With such a plethora of information being available to users with a few clicks. Can an author or writer be sure that his original ideas are not being stolen? No, he cannot.
Like any other person, an author or writer has to earn a living. He makes a living by writing. His work is read, approved, proofread, edited, and published. He’s paid for his work, and sometimes that end’s his association with the content that he has written.
Similarly, writers are hired to write content, posts, columns, articles, and whatever writing work is required by a website operator, newspaper, news agencies, and magazine and journal publishers.
Virtually anything that is written is either the author’s own brainchild or that of a writer. All he has to do is to ensure that he has written original content, be it a story for children, or how to fine-tune a car. After finishing writing his piece, he makes sure that he has not accidentally committed plagiarism by checking his work using a plagiarism detector.
Once he’s satisfied with his work, he will send it off to the publisher.
Now, it’s up to the publishing house, the webmaster, or the SEO to publish the content, depending on who has assigned. After all, they want to sell the piece to as many buyers as possible to cover the costs and earn a profit. They have copyrights for all the work that they publish.

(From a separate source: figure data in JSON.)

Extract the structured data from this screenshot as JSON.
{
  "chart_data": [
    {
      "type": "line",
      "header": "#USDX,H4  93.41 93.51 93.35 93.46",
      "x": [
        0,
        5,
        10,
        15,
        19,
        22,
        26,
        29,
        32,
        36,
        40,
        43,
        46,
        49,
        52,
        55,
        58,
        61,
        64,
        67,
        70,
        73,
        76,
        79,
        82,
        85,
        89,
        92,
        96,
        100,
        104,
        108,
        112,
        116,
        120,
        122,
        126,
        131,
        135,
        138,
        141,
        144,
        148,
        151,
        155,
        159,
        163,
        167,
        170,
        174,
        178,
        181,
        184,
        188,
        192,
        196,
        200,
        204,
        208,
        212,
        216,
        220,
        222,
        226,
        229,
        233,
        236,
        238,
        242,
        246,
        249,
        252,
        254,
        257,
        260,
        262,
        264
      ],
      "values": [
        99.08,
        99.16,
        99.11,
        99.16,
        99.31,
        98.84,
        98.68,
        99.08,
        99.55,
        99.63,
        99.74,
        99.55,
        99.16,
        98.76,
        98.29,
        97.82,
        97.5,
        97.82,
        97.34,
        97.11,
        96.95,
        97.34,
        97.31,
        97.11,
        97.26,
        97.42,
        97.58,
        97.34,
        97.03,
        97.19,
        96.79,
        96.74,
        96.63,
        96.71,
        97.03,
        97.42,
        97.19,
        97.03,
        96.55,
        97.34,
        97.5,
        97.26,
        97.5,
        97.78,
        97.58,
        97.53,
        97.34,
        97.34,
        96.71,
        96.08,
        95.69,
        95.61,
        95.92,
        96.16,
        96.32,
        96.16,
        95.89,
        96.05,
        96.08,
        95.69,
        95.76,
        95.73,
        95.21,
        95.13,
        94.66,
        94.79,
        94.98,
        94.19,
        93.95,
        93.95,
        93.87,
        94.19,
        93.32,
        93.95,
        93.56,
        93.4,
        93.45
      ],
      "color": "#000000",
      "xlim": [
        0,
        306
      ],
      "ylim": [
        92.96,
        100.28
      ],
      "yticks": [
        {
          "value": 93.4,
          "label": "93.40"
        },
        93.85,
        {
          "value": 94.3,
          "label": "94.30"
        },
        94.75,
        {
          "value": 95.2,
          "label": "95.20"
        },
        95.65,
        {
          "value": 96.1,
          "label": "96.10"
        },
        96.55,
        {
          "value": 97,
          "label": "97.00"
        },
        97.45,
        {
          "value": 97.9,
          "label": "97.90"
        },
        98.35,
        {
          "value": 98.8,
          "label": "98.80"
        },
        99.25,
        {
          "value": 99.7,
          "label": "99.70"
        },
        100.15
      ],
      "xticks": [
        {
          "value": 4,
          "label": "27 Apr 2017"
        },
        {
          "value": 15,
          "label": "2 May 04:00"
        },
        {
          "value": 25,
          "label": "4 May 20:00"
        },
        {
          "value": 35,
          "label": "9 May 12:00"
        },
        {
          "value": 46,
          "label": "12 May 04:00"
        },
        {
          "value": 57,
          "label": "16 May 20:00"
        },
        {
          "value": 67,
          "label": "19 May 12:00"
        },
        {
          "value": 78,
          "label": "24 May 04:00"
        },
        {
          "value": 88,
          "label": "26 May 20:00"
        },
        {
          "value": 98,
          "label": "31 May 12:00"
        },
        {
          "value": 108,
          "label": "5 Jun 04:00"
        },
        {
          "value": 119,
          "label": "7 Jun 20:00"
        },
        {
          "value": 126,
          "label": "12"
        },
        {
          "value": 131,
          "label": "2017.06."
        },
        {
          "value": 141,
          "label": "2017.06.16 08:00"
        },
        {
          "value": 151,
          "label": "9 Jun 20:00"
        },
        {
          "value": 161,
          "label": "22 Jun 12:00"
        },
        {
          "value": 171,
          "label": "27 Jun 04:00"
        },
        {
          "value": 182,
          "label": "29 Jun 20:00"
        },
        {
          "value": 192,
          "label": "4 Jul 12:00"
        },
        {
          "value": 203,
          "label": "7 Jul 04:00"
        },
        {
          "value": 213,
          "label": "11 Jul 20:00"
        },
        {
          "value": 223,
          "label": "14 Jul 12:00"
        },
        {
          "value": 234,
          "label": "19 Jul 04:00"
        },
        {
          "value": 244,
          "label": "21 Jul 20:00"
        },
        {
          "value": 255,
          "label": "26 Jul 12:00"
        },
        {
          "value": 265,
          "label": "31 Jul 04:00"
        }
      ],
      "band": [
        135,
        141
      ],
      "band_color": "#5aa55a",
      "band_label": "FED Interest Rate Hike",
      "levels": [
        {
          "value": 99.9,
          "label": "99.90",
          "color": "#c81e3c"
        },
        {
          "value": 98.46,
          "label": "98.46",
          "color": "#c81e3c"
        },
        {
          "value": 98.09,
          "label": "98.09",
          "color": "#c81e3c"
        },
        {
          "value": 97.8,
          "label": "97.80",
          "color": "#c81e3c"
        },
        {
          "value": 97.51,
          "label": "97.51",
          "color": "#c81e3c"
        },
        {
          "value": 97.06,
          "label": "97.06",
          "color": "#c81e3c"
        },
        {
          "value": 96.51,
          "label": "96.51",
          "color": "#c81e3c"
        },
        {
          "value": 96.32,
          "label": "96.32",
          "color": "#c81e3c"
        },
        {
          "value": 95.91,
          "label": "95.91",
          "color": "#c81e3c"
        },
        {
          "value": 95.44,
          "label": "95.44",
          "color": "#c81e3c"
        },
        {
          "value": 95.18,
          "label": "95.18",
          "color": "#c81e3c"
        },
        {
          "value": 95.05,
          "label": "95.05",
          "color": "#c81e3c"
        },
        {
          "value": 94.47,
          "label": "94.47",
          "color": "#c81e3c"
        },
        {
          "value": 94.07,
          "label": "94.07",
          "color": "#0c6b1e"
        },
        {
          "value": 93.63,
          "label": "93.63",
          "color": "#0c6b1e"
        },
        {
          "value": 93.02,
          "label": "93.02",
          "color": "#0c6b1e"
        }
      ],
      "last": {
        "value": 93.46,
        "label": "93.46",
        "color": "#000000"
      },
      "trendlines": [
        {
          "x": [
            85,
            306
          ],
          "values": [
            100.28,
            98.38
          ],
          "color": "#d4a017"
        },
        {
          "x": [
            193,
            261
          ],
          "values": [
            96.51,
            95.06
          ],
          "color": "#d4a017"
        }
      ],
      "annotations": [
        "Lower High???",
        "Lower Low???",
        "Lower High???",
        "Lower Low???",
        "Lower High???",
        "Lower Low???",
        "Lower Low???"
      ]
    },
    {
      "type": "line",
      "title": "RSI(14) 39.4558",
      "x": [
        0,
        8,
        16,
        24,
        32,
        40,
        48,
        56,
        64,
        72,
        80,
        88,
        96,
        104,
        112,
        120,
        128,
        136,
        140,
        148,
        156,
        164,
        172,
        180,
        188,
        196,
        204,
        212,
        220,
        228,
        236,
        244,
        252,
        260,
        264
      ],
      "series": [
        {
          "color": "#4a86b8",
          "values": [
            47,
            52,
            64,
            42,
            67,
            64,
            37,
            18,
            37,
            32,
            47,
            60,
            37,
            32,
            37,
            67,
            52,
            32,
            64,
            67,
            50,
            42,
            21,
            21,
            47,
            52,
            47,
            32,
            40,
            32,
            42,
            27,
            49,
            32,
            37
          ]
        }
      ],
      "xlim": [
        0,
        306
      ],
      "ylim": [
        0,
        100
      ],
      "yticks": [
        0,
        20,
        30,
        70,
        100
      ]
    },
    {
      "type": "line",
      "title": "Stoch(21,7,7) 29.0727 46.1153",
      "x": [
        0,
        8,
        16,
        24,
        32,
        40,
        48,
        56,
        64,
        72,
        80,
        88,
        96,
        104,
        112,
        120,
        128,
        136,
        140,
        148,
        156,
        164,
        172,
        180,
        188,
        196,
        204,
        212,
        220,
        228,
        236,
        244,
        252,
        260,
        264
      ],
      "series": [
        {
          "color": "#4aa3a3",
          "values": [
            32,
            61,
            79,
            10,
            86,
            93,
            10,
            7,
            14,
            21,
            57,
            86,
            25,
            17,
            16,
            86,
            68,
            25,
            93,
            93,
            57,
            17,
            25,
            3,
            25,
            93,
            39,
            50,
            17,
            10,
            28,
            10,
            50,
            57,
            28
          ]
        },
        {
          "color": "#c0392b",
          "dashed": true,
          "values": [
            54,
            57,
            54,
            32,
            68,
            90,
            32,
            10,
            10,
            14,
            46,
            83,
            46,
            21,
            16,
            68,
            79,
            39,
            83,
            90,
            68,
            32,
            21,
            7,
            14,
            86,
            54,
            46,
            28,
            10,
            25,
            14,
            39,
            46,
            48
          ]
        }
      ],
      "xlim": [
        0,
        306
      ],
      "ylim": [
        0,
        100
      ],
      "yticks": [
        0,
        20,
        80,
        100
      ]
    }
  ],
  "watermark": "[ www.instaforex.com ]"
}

So far, everything seems to be going fair and square since the internet has become the most significant market to sell any product or service. If it’s a book, the publisher will publish the title and an excerpt. If you really want to, you have to pay to buy the book.
Website operators publish the content on their websites. They want the viewers to buy the information that they are selling.
Scammers are like hyenas; they see a hot seller and want to make quick money. A scammer decides to buy the book, scans it, and saves it in text format on his computer. He can advertise and sell it, again on that worldwide market known as the internet. Of course, he will be undercutting the publisher’s price.
People who are raring to read that author’s latest story will grab up copies eagerly. Why not! Everybody looks for a bargain. And crooks also have to make a living.
Sellers of products and services see a competitor’s site doing well and want to copy the content. They will get the content rephrased, spun and will publish it on their own website.
This is no fiction or story; this is the brutal truth. The irony of this is that if the author, writer, or publisher were to use a plagiarism checker to check the piece that they are the originators of, the detector would display in its results that it is 100 percent plagiarized!
This is a huge problem with automated plagiarism detectors; each is working in their own domain. They don’t maintain any history of the dates of when a piece was submitted for checking. It’s the same with search engines; they match the text and not date.
If all the plagiarism detecting software providers were to join hands and set up a central date wise database of submitted documents for checking, only then would they be able to tell you who is the originator and who all are the plagiarizers.
Will this happen anytime in the future? Frankly – no. The reason is pretty simple. Most of the plagiarism detecting applications are riding piggyback on search engines.
Yes, that’s true. You submit a document for checking. The plagiarism checking app breaks it down into short strings of words and does a search on a search engine. If it gets an exact or near similar match, it flags it as plagiarized.
In fact, the exact or near similar match has been taken from the results returned by the search engines. In reality, very few plagiarism detection providers have massive indexed databases that are storing billions of pages.
If you are an author and have checked your work on a plagiarism checker and it’s Okayed it. Pass it on to your publisher and think of your next story. Let the publisher worry about plagiarism.
You have told the world a story, sit back, relax, and bask in the glory that the people have liked your work so much that they are ready to cheat to get their hands on it.